As was to be expected, it was in the cities that this half-emancipated class congregated; these cities as naturally becoming the centres of the various industries required to supply the necessities and luxuries of the two ruling classes. In this way there were being created various centres of wealth, which meant power, and which would have to be reckoned with in the future.
The thin edge of the wedge was inserted when individual freemen offered money to their hard-pressed feudal lords in exchange for certain privileges, and then for charters. And as more money was needed by proprietors for their lavish expenditures, more freedom and more charters were acquired, until, having purchased immunities and privileges enough to make them to some extent self-governing, the town became what was called a commune.
It was Louis VI., fifth king in the Capetian line, who completed this work of emancipation by recognizing the communes as free cities, and bestowing franchises clearly defining their rights. By this act the body of the manufacturing class, or burgesses, was recognized as a part of the body politic, and was enfranchised.
A free city was a small republic.

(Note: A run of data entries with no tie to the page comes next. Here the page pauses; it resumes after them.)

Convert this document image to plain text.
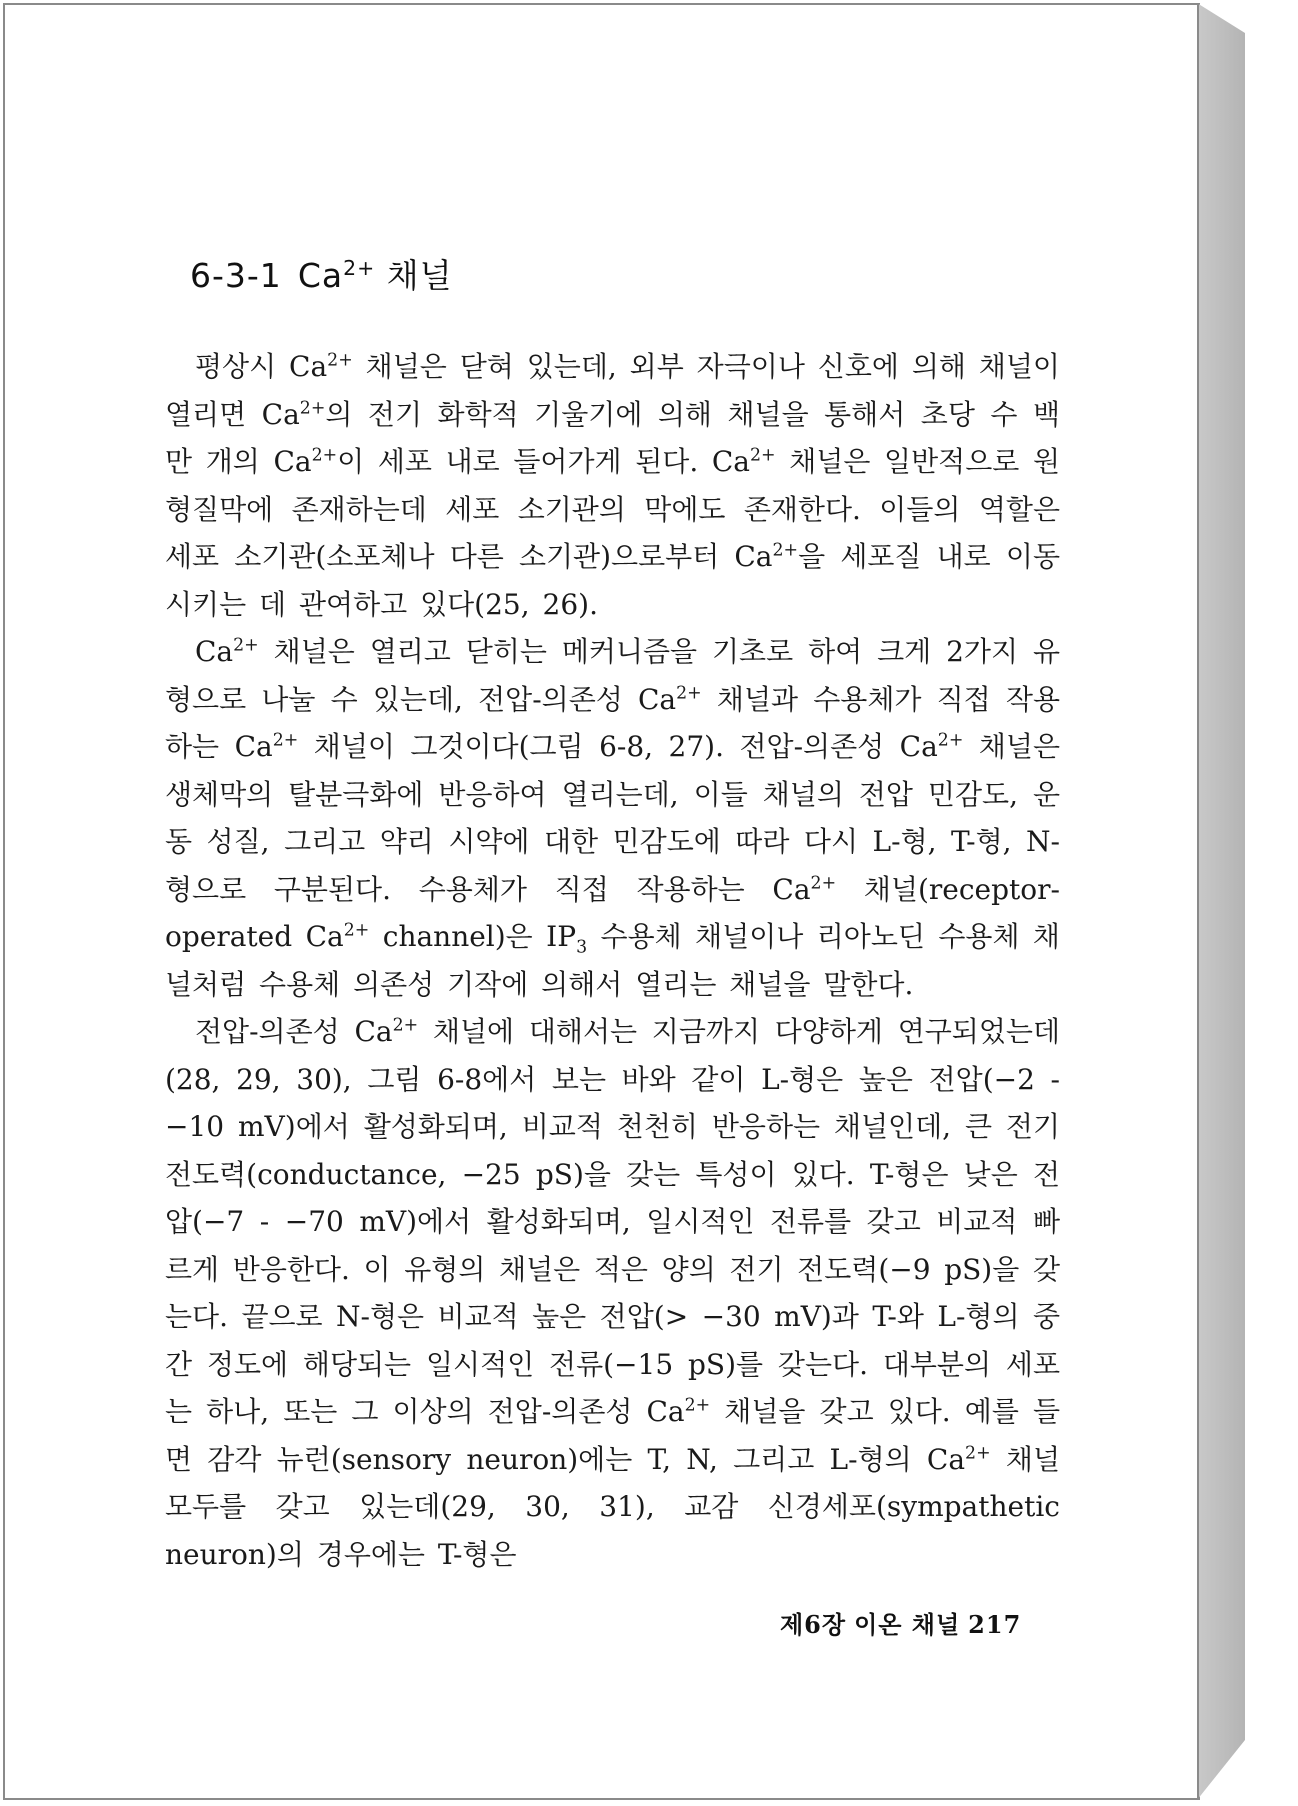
6-3-1 $Ca^{2+}$ 채널

평상시 $Ca^{2+}$ 채널은 닫혀 있는데, 외부 자극이나 신호에 의해 채널이 열리면 $Ca^{2+}$의 전기 화학적 기울기에 의해 채널을 통해서 초당 수 백만 개의 $Ca^{2+}$이 세포 내로 들어가게 된다. $Ca^{2+}$ 채널은 일반적으로 원형질막에 존재하는데 세포 소기관의 막에도 존재한다. 이들의 역할은 세포 소기관(소포체나 다른 소기관)으로부터 $Ca^{2+}$을 세포질 내로 이동시키는 데 관여하고 있다(25, 26).

$Ca^{2+}$ 채널은 열리고 닫히는 메커니즘을 기초로 하여 크게 2가지 유형으로 나눌 수 있는데, 전압-의존성 $Ca^{2+}$ 채널과 수용체가 직접 작용하는 $Ca^{2+}$ 채널이 그것이다(그림 6-8, 27). 전압-의존성 $Ca^{2+}$ 채널은 생체막의 탈분극화에 반응하여 열리는데, 이들 채널의 전압 민감도, 운동 성질, 그리고 약리 시약에 대한 민감도에 따라 다시 L-형, T-형, N-형으로 구분된다. 수용체가 직접 작용하는 $Ca^{2+}$ 채널(receptor-operated $Ca^{2+}$ channel)은 $IP_3$ 수용체 채널이나 리아노딘 수용체 채널처럼 수용체 의존성 기작에 의해서 열리는 채널을 말한다.

전압-의존성 $Ca^{2+}$ 채널에 대해서는 지금까지 다양하게 연구되었는데(28, 29, 30), 그림 6-8에서 보는 바와 같이 L-형은 높은 전압(−2 - −10 mV)에서 활성화되며, 비교적 천천히 반응하는 채널인데, 큰 전기 전도력(conductance, −25 pS)을 갖는 특성이 있다. T-형은 낮은 전압(−7 - −70 mV)에서 활성화되며, 일시적인 전류를 갖고 비교적 빠르게 반응한다. 이 유형의 채널은 적은 양의 전기 전도력(−9 pS)을 갖는다. 끝으로 N-형은 비교적 높은 전압(> −30 mV)과 T-와 L-형의 중간 정도에 해당되는 일시적인 전류(−15 pS)를 갖는다. 대부분의 세포는 하나, 또는 그 이상의 전압-의존성 $Ca^{2+}$ 채널을 갖고 있다. 예를 들면 감각 뉴런(sensory neuron)에는 T, N, 그리고 L-형의 $Ca^{2+}$ 채널 모두를 갖고 있는데(29, 30, 31), 교감 신경세포(sympathetic neuron)의 경우에는 T-형은

제6장 이온 채널 217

The entire body of inhabitants must take the communal oath, and when summoned by the tolling of the bell must all appear at the meeting of the General Assembly for the purpose of choosing their magistrates. This done, the assembly dissolved, and the magistrates were left with a free hand to rule or ruin, until checked by popular outbreak or a new election.

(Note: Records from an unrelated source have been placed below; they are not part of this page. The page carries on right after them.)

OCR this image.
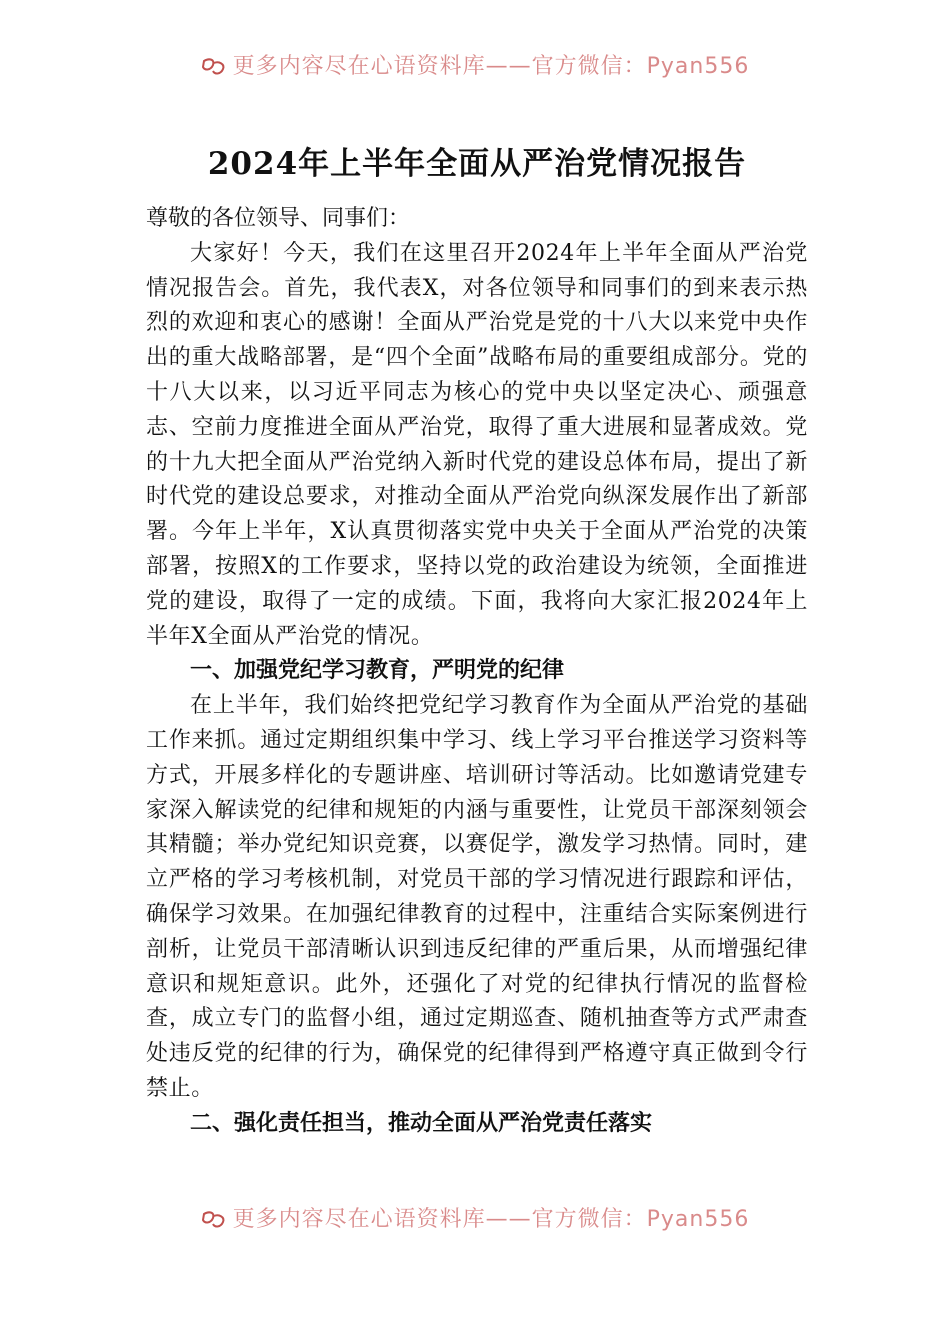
更多内容尽在心语资料库——官方微信：Pyan556
2024年上半年全面从严治党情况报告

尊敬的各位领导、同事们：

大家好！今天，我们在这里召开2024年上半年全面从严治党情况报告会。首先，我代表X，对各位领导和同事们的到来表示热烈的欢迎和衷心的感谢！全面从严治党是党的十八大以来党中央作出的重大战略部署，是“四个全面”战略布局的重要组成部分。党的十八大以来，以习近平同志为核心的党中央以坚定决心、顽强意志、空前力度推进全面从严治党，取得了重大进展和显著成效。党的十九大把全面从严治党纳入新时代党的建设总体布局，提出了新时代党的建设总要求，对推动全面从严治党向纵深发展作出了新部署。今年上半年，X认真贯彻落实党中央关于全面从严治党的决策部署，按照X的工作要求，坚持以党的政治建设为统领，全面推进党的建设，取得了一定的成绩。下面，我将向大家汇报2024年上半年X全面从严治党的情况。

一、加强党纪学习教育，严明党的纪律

在上半年，我们始终把党纪学习教育作为全面从严治党的基础工作来抓。通过定期组织集中学习、线上学习平台推送学习资料等方式，开展多样化的专题讲座、培训研讨等活动。比如邀请党建专家深入解读党的纪律和规矩的内涵与重要性，让党员干部深刻领会其精髓；举办党纪知识竞赛，以赛促学，激发学习热情。同时，建立严格的学习考核机制，对党员干部的学习情况进行跟踪和评估，确保学习效果。在加强纪律教育的过程中，注重结合实际案例进行剖析，让党员干部清晰认识到违反纪律的严重后果，从而增强纪律意识和规矩意识。此外，还强化了对党的纪律执行情况的监督检查，成立专门的监督小组，通过定期巡查、随机抽查等方式严肃查处违反党的纪律的行为，确保党的纪律得到严格遵守真正做到令行禁止。

二、强化责任担当，推动全面从严治党责任落实

更多内容尽在心语资料库——官方微信：Pyan556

As is always the case, time developed two classes: an inferior population, with a furious spirit of democracy, and a superior class, more conservative, and desirous of keeping peace with the great proprietors.
In this simple, humble fashion were the people groping toward freedom, and experimenting with the alphabet of self-government.

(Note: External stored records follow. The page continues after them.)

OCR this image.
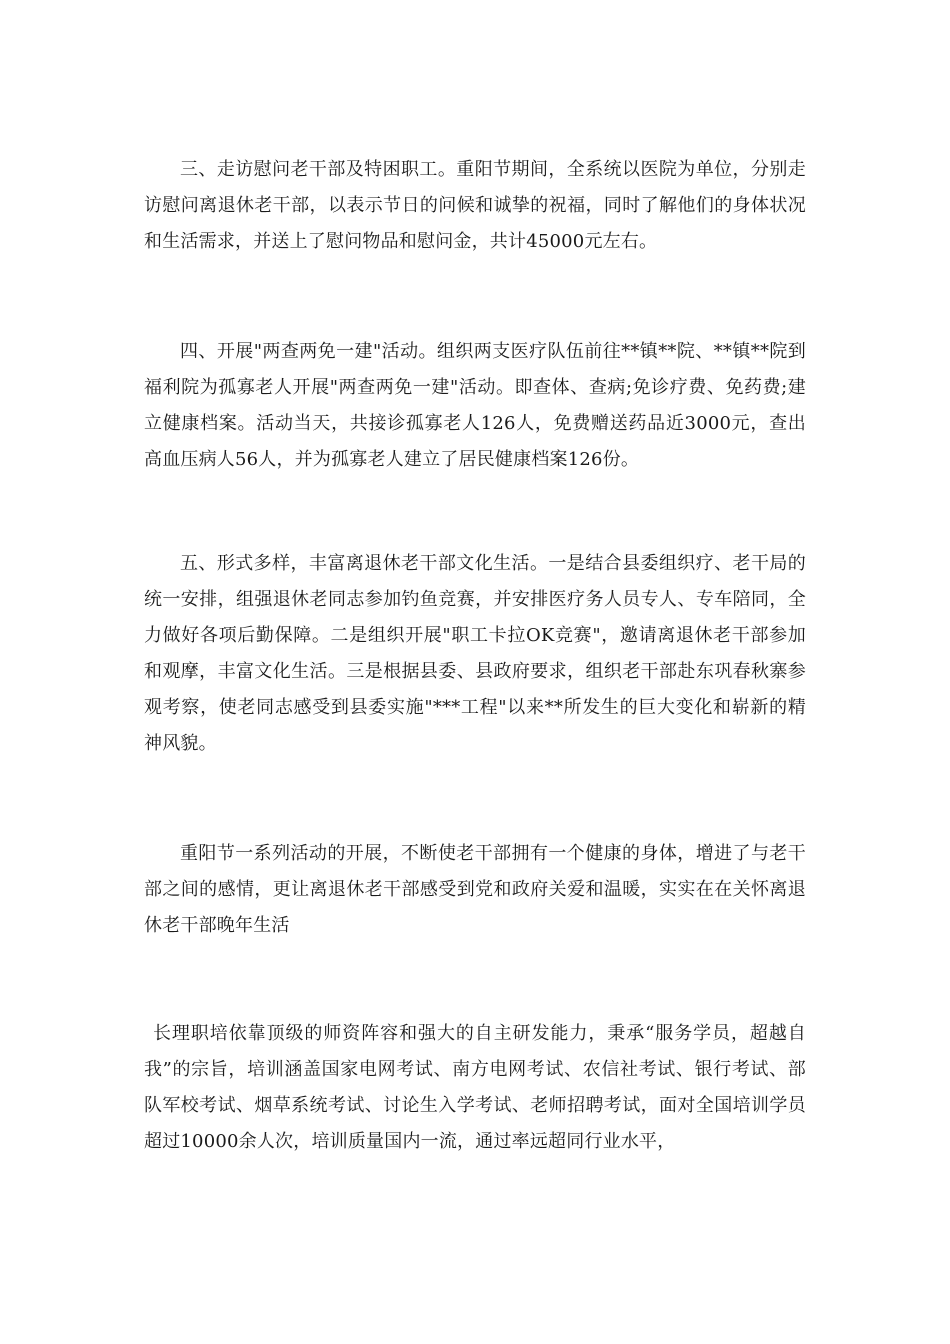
三、走访慰问老干部及特困职工。重阳节期间，全系统以医院为单位，分别走访慰问离退休老干部，以表示节日的问候和诚挚的祝福，同时了解他们的身体状况和生活需求，并送上了慰问物品和慰问金，共计45000元左右。

四、开展"两查两免一建"活动。组织两支医疗队伍前往**镇**院、**镇**院到福利院为孤寡老人开展"两查两免一建"活动。即查体、查病;免诊疗费、免药费;建立健康档案。活动当天，共接诊孤寡老人126人，免费赠送药品近3000元，查出高血压病人56人，并为孤寡老人建立了居民健康档案126份。

五、形式多样，丰富离退休老干部文化生活。一是结合县委组织疗、老干局的统一安排，组强退休老同志参加钓鱼竞赛，并安排医疗务人员专人、专车陪同，全力做好各项后勤保障。二是组织开展"职工卡拉OK竞赛"，邀请离退休老干部参加和观摩，丰富文化生活。三是根据县委、县政府要求，组织老干部赴东巩春秋寨参观考察，使老同志感受到县委实施"***工程"以来**所发生的巨大变化和崭新的精神风貌。

重阳节一系列活动的开展，不断使老干部拥有一个健康的身体，增进了与老干部之间的感情，更让离退休老干部感受到党和政府关爱和温暖，实实在在关怀离退休老干部晚年生活

长理职培依靠顶级的师资阵容和强大的自主研发能力，秉承“服务学员，超越自我”的宗旨，培训涵盖国家电网考试、南方电网考试、农信社考试、银行考试、部队军校考试、烟草系统考试、讨论生入学考试、老师招聘考试，面对全国培训学员超过10000余人次，培训质量国内一流，通过率远超同行业水平，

The acknowledgment of the free cities by Louis VI., was the first move toward an alliance between the king and the people; an alliance which would eventually wrest the power from the hands of the nobles. But that end was still far off. Another accession to the kingly power came in the succeeding reign when Louis VII. married Eleanor, daughter of the Duke of Aquitaine; and her great inheritance, the largest of the feudal states, was thereby annexed to the crown: a marriage which made some troublesome chapters in the history of two kingdoms, of which we shall hear later. But, in the duel between king and peerage, the balance of power was moving toward the throne.
At the time these things were happening that great event, the Crusades, had already commenced.